Leaders and representatives from Pacific Island nations demanded at a UN climate change conference on Monday in Bangkok that the world make more effort to put aside differences in combating the environmental impact, especially as their countries emerge from the economic devastation of the Covid-19 pandemic.
Prime Minister Mark Brown of the Cook Islands said the finance model for combatting climate change – giving out loans to reduce the impact – is “not the way to go” for countries in his region with such small populations that produce “inconsequential amounts of carbon emissions” but suffer the most from the effects.

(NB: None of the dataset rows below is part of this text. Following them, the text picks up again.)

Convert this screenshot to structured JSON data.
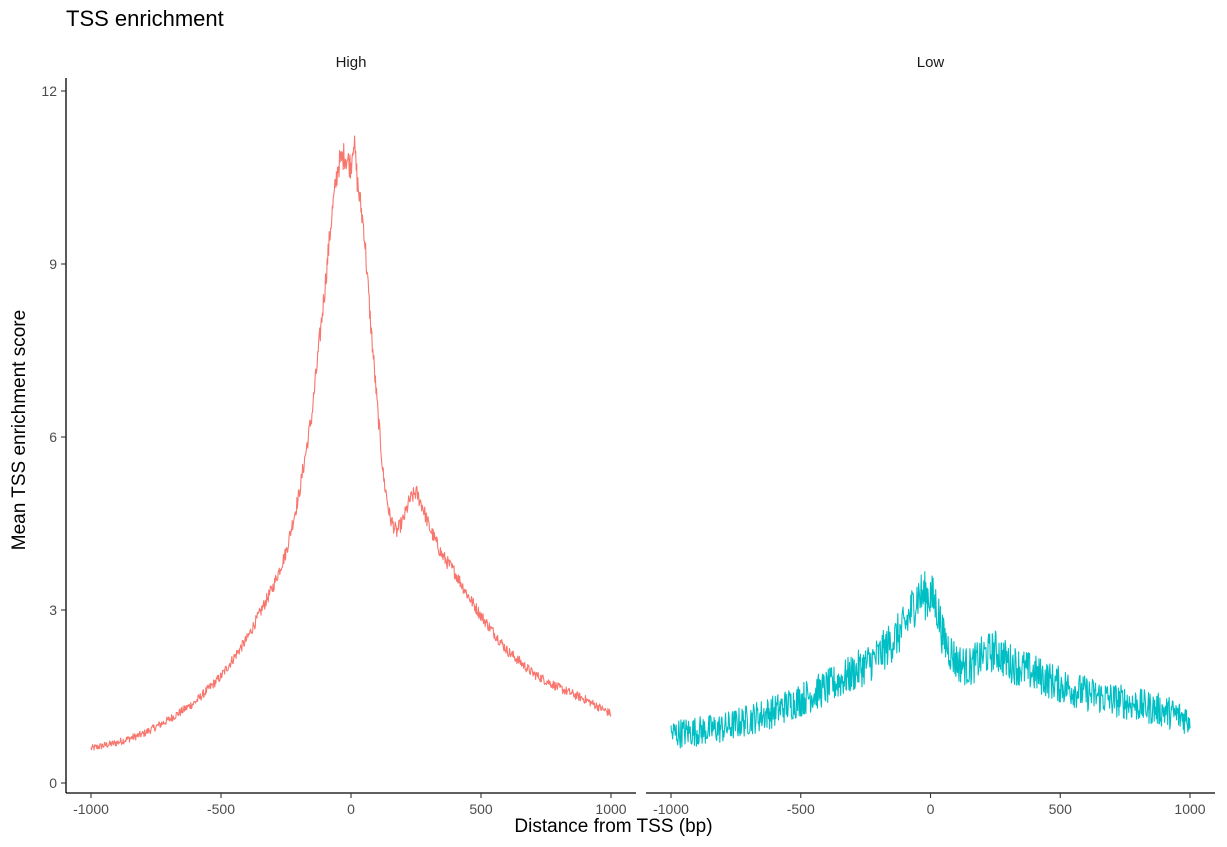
{
  "chart_data": {
    "type": "line",
    "title": "TSS enrichment",
    "xlabel": "Distance from TSS (bp)",
    "ylabel": "Mean TSS enrichment score",
    "xlim": [
      -1000,
      1000
    ],
    "ylim": [
      0,
      12
    ],
    "x_ticks": [
      -1000,
      -500,
      0,
      500,
      1000
    ],
    "y_ticks": [
      0,
      3,
      6,
      9,
      12
    ],
    "x_tick_labels": [
      "-1000",
      "-500",
      "0",
      "500",
      "1000"
    ],
    "y_tick_labels": [
      "0",
      "3",
      "6",
      "9",
      "12"
    ],
    "grid": false,
    "legend": "none",
    "facets": [
      {
        "label": "High",
        "color": "#F8766D",
        "noise": 0.05,
        "points": [
          [
            -1000,
            0.6
          ],
          [
            -900,
            0.7
          ],
          [
            -800,
            0.85
          ],
          [
            -700,
            1.1
          ],
          [
            -600,
            1.4
          ],
          [
            -500,
            1.85
          ],
          [
            -400,
            2.5
          ],
          [
            -300,
            3.4
          ],
          [
            -250,
            4.0
          ],
          [
            -200,
            5.0
          ],
          [
            -150,
            6.4
          ],
          [
            -100,
            8.6
          ],
          [
            -75,
            9.8
          ],
          [
            -50,
            10.7
          ],
          [
            -25,
            10.9
          ],
          [
            0,
            10.7
          ],
          [
            10,
            11.2
          ],
          [
            25,
            10.4
          ],
          [
            50,
            9.6
          ],
          [
            75,
            8.0
          ],
          [
            100,
            6.6
          ],
          [
            125,
            5.3
          ],
          [
            150,
            4.6
          ],
          [
            175,
            4.35
          ],
          [
            200,
            4.55
          ],
          [
            225,
            4.9
          ],
          [
            250,
            5.05
          ],
          [
            275,
            4.8
          ],
          [
            300,
            4.45
          ],
          [
            350,
            3.95
          ],
          [
            400,
            3.65
          ],
          [
            450,
            3.25
          ],
          [
            500,
            2.9
          ],
          [
            600,
            2.3
          ],
          [
            700,
            1.9
          ],
          [
            800,
            1.65
          ],
          [
            900,
            1.45
          ],
          [
            1000,
            1.2
          ]
        ]
      },
      {
        "label": "Low",
        "color": "#00BFC4",
        "noise": 0.2,
        "points": [
          [
            -1000,
            0.85
          ],
          [
            -900,
            0.9
          ],
          [
            -800,
            0.95
          ],
          [
            -700,
            1.1
          ],
          [
            -600,
            1.25
          ],
          [
            -500,
            1.45
          ],
          [
            -400,
            1.65
          ],
          [
            -300,
            1.9
          ],
          [
            -200,
            2.2
          ],
          [
            -100,
            2.7
          ],
          [
            -50,
            3.25
          ],
          [
            0,
            3.25
          ],
          [
            25,
            3.05
          ],
          [
            50,
            2.5
          ],
          [
            100,
            2.1
          ],
          [
            150,
            2.0
          ],
          [
            200,
            2.2
          ],
          [
            250,
            2.3
          ],
          [
            300,
            2.1
          ],
          [
            400,
            1.9
          ],
          [
            500,
            1.7
          ],
          [
            600,
            1.55
          ],
          [
            700,
            1.45
          ],
          [
            800,
            1.35
          ],
          [
            900,
            1.25
          ],
          [
            1000,
            1.1
          ]
        ]
      }
    ]
  }
}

He encouraged a shift toward grants or interest-free loans to help ease the financial burden on poorer countries.
Mr Brown said his country lost an estimated 41% of its GDP because of the pandemic, “a loss of a decade’s worth of prosperity.”
He said he will give this message to leaders when he represents his tiny South Pacific nation with a population of about 17,000 at a summit later this week of the Group of Seven leading industrialised nations in Japan, where he hopes to be able to speak on a more equal footing to the leaders than as “a grateful recipient” to “benevolent donors”.
Palau president Surangel S Whipps Jr agreed that financing opportunities are “few and difficult,” and criticised wealthy countries for failing to commit to provide the financial help they had promised, which he said represents only a tiny portion of their prioritised expenditures such as the military.
“So now you have to adapt, but we’ll give you money and make money off of you by giving you that money to adapt. That doesn’t make sense.”
Mr Whipps said Palau’s economy relies heavily on tourism, which is greatly threatened by the impact of climate change.
The country’s economic security is also a major issue in Palau’s negotiations with the US on the “compacts of free association,” a broader agreement that will govern its relations with Washington for the next two decades.
Those ties grant the US unique military and other security rights in the islands in return for substantial aid.
Mr Whipps said the administration of President Joe Biden has promised approximately 900 million US dollars (£720 million) over the 20-year period.
While the amount is “definitely less” than what his country would have wanted, Mr Whipps said he is largely satisfied with the terms, renegotiated from what was achieved during the administration of former president, Donald Trump.